This book was written some 20 years ago. It was when the fall of the Berlin Wall and the dissolution of the Soviet Union were still fresh on everyone’s mind. The prevailing mood was one of euphoria, with democracy having triumphed over totalitarian rule, capitalism over communism, and free trade over protectionism. Reviewing his book now with the benefit of hindsight, I am afraid my comments may not be entirely fair to the author.
The author gives an excellent introduction, with a brief but clear account of the 1997/98 financial crises, explaining how the crash of the Thai baht would lead to financial woes worldwide. He explains how the enormous power that the ‘Electronic Herd’ (investors worldwide who are closely connected electronically) holds sway over global finance and economics. He goes on to describe a new world order in finance and geopolitics, which he calls a ‘Golden Straitjacket’, brought about by the advance in globalisation that has hit the world at lightning speed. Throughout his book, he provides good insights on the effects of globalisation, how a country should adapt, who leads the world in the process, and the role he sees that America plays.
As a journalist specialising in international affairs, the author quotes extensively from his international experience. He writes, nevertheless, from an essentially American perspective. He sees America as a leader and facilitator in the process of globalisation. What he could not foresee in 1999/2000 is that in 2019, his country has made an about turn on free trade. The current US administration is slapping tariffs on China and the EU left and right, reneging on trade (and even nuclear) agreements previously signed, and actually putting up a physical wall on the border with Mexico.
One area that the author has not covered adequately is backlash to globalisation. (I am saying this with the benefit of hindsight, of course.) His discussion of backlash is covered in one chapter, which I find too brief. Issues which plaque the US today, such as a widening gap between the rich and poor, much needed training and help for displaced workers, resurgence of protectionism, etc, are only touched upon briefly.
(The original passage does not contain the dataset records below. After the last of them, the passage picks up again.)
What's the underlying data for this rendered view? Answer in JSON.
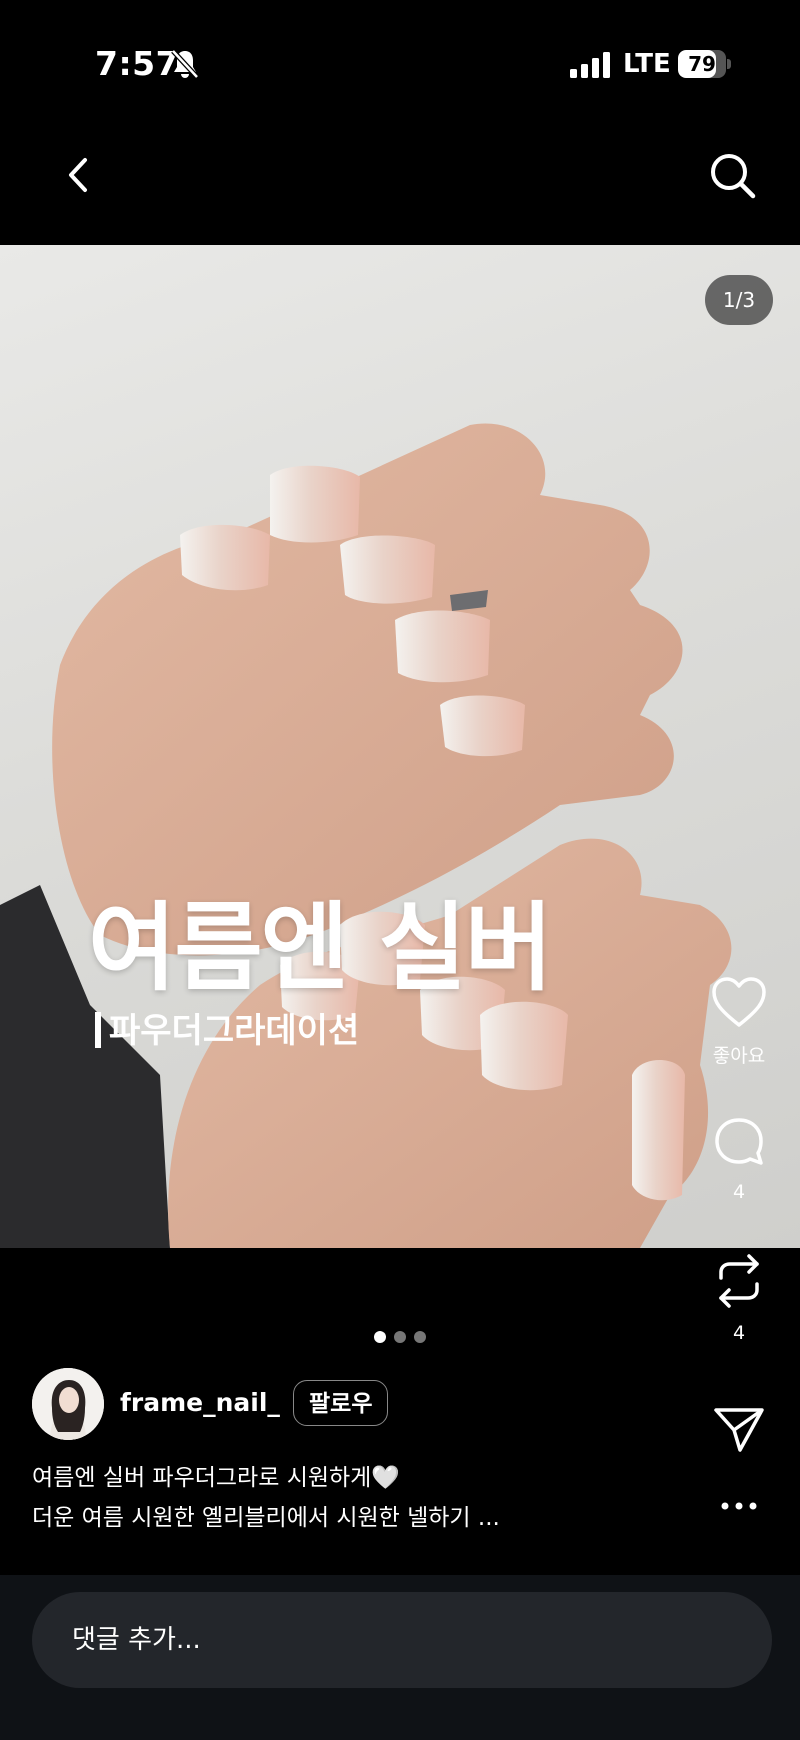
{
  "status_bar": {
    "time": "7:57",
    "network": "LTE",
    "battery": "79",
    "battery_level": 0.79
  },
  "post": {
    "image_counter": "1/3",
    "overlay_title": "여름엔 실버",
    "overlay_subtitle": "파우더그라데이션",
    "total_images": 3,
    "current_image": 1
  },
  "actions": {
    "like_label": "좋아요",
    "comment_count": "4",
    "repost_count": "4"
  },
  "author": {
    "username": "frame_nail_",
    "follow_label": "팔로우"
  },
  "caption": {
    "line1": "여름엔 실버 파우더그라로 시원하게🤍",
    "line2": "더운 여름 시원한 옐리블리에서 시원한 넬하기 ..."
  },
  "comment": {
    "placeholder": "댓글 추가..."
  },
  "icons": [
    "bell-muted-icon",
    "signal-icon",
    "battery-icon",
    "back-arrow-icon",
    "search-icon",
    "heart-icon",
    "comment-icon",
    "repost-icon",
    "share-icon",
    "more-icon"
  ]
}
As regards style of writing, the author writes in a manner that is down to earth and easy to understand. His frequent use of metaphors (eg Lexus, olive tree, Electronic Head, Golden Straitjacket) provides vivid imagery that makes his book interesting to read. He does go a bit too far here and there, though. Terms such as ‘globalution’ and ‘globalutionary’ are rather too much a mouthful, I find.
In all, a book that is interesting reading even after 20 years.